Ze voelde zich duizelig. Haar keel werd dichtgeknepen. De misselijkheid dreigde haar te verstikken.
Nee, ze zou er niet bij stilstaan. Ze kon er niet bij stilstaan.
Ze keek de andere kant op, recht overeind nu, zwaaiend op haar benen, een leuning zo stevig vastgrijpend, dat haar knokkels wit werden. Ze kon een zwart gat zien waar het damestoilet was geweest. Het damestoilet waar ze Dixons rugzak had achtergelaten, hangend aan de deurknop. De rugzak die zij om had moeten hebben.
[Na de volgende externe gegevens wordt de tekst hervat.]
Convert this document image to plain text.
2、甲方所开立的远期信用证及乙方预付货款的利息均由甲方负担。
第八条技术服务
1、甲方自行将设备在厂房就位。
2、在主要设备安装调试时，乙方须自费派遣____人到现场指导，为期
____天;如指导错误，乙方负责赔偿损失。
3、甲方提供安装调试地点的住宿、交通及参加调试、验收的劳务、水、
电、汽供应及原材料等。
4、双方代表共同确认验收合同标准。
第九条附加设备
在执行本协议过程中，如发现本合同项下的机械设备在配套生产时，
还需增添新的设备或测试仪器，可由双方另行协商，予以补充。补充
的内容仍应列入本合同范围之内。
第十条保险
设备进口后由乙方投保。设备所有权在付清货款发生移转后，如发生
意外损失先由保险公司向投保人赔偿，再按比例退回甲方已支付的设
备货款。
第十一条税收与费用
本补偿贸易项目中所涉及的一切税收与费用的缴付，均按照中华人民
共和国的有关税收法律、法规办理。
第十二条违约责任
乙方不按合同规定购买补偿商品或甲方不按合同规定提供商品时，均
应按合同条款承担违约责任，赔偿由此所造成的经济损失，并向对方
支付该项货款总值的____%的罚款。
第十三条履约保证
O, mijn God! Dat was er geëxplodeerd. De rugzakken.
Haar benen begaven het weer. Het besef trof haar als een stomp in de maag, waardoor ze zich op de vloer liet zakken. Onder haar bevond zich iets plakkerigs. Het kon haar niet eens meer schelen. Was zij ook bijna een smeulend hoopje afval geweest?
Ergens binnen in haar jas kon ze de titelsong van Batman horen, en te midden van het geluid van rennende voeten en gekreun viel de muziek eigenlijk helemaal niet uit de toon. In deze bizarre versie van de werkelijkheid leek de titelsong van Batman perfect te passen.